Agency AI Coordination Playbook
Coordination practices for agencies running AI agent teams that manage client advertising, call centers, project delivery, and sales pipelines. Battle-tested patterns from a 25-agent production deployment.
Architecture
Data Before Design
Collect data about a blind spot for at least 2 weeks before designing a solution. The sales agent ran in shadow mode (reporting only) for 4 weeks before getting write access. This prevents building elaborate solutions for problems that do not exist.
What goes wrong without this
You build an elaborate lead scoring system. After launch, you discover that 90% of leads come through one channel and a simple FIFO queue would have worked. Two weeks of build time wasted.
Earn Complexity
Validate the current agent stack before adding new agents or tools. Every new agent must justify its existence with a specific job that no existing agent can do. "It would be cool to have an agent for X" is not justification.

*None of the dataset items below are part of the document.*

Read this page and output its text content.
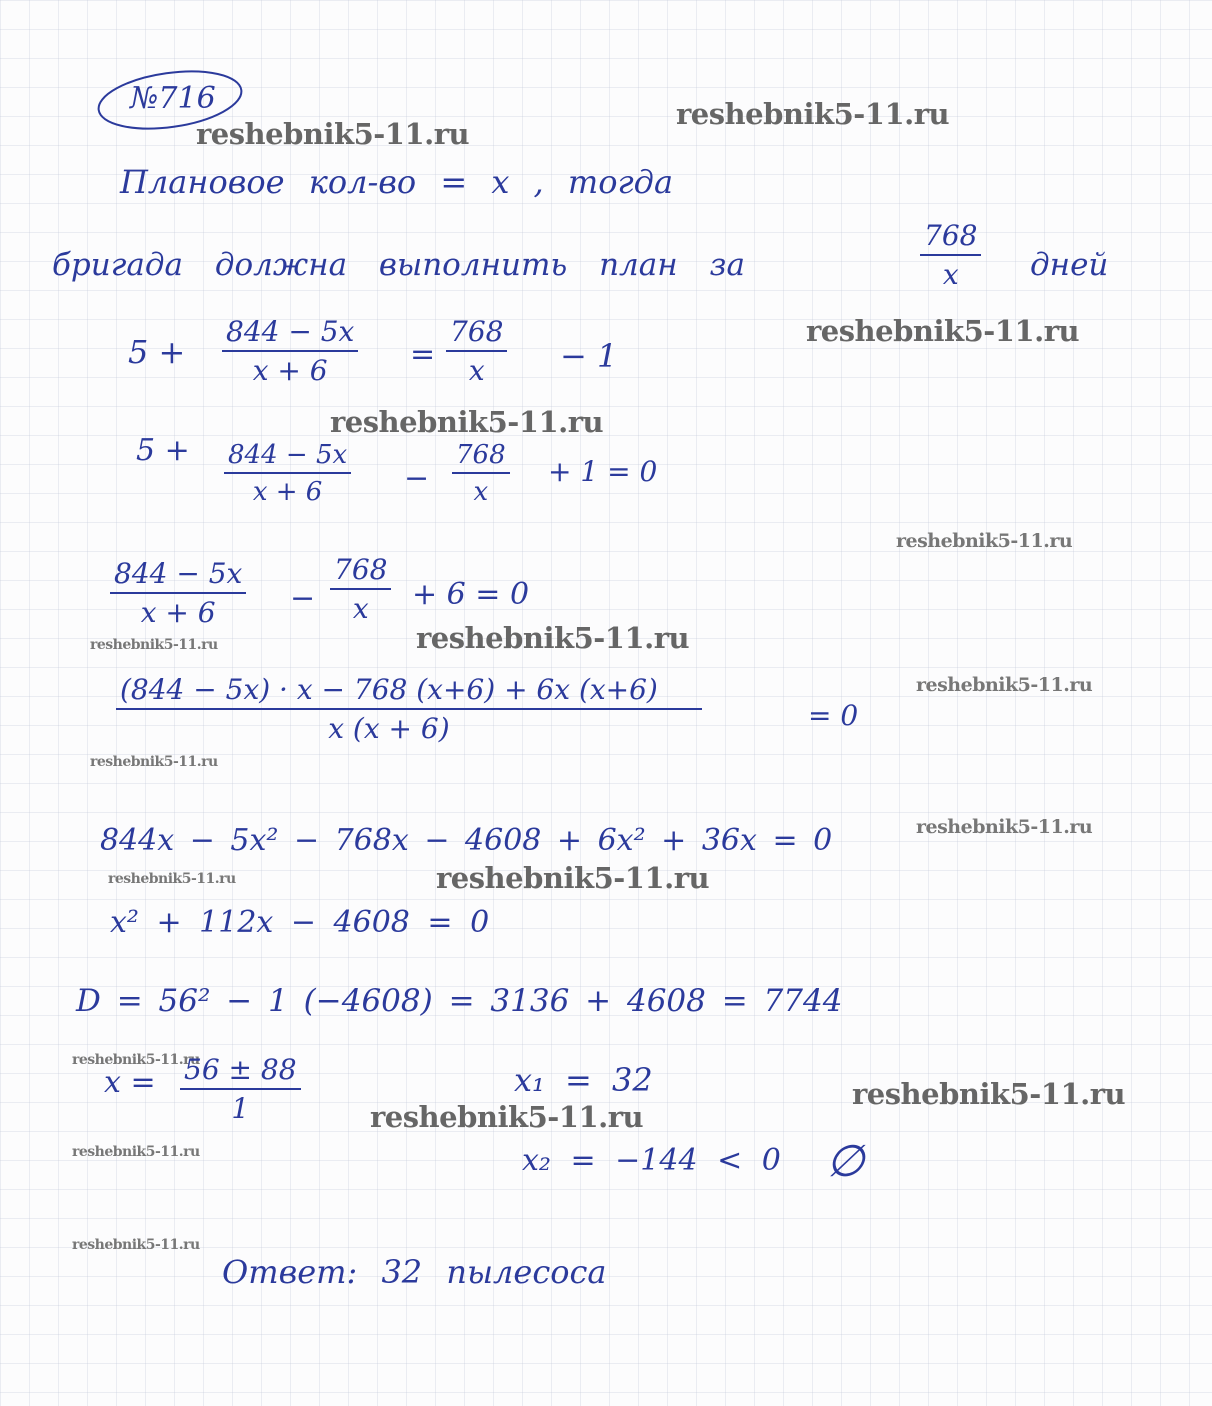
№716
reshebnik5-11.ru
reshebnik5-11.ru
reshebnik5-11.ru
reshebnik5-11.ru
reshebnik5-11.ru
reshebnik5-11.ru	reshebnik5-11.ru
reshebnik5-11.ru
reshebnik5-11.ru
reshebnik5-11.ru
reshebnik5-11.ru	reshebnik5-11.ru
reshebnik5-11.ru
reshebnik5-11.ru
reshebnik5-11.ru
reshebnik5-11.ru
reshebnik5-11.ru
Плановое кол-во = x , тогда
бригада должна выполнить план за
768
x дней
5 +
844 − 5x
x + 6	=
768
x − 1
5 + 844 − 5x
x + 6	−
768
x
+ 1 = 0
844 − 5x
x + 6 −
768
x + 6 = 0
(844 − 5x) · x − 768 (x+6) + 6x (x+6)
x (x + 6)	= 0
844x − 5x² − 768x − 4608 + 6x² + 36x = 0
x² + 112x − 4608 = 0
D = 56² − 1 (−4608) = 3136 + 4608 = 7744
x = 56 ± 88
1
x₁ = 32
x₂ = −144 < 0 ∅
Ответ: 32 пылесоса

What goes wrong without this
The team has 30 agents. 8 of them have overlapping responsibilities. 5 of them run but nobody reads their output. The maintenance burden exceeds the value. Debugging takes hours because nobody knows which agent is responsible for what.
File-Based State Is Authoritative
When file-based state (shared state files, config files) and agent memory conflict, the file wins. Agents must load canonical files before acting on remembered context. Memory supplements. It never overrides.
What goes wrong without this
An agent remembers that Client X is on a $5K/month plan. But the config file was updated to $8K/month last week. The agent reports inaccurate revenue numbers for 2 weeks until someone notices.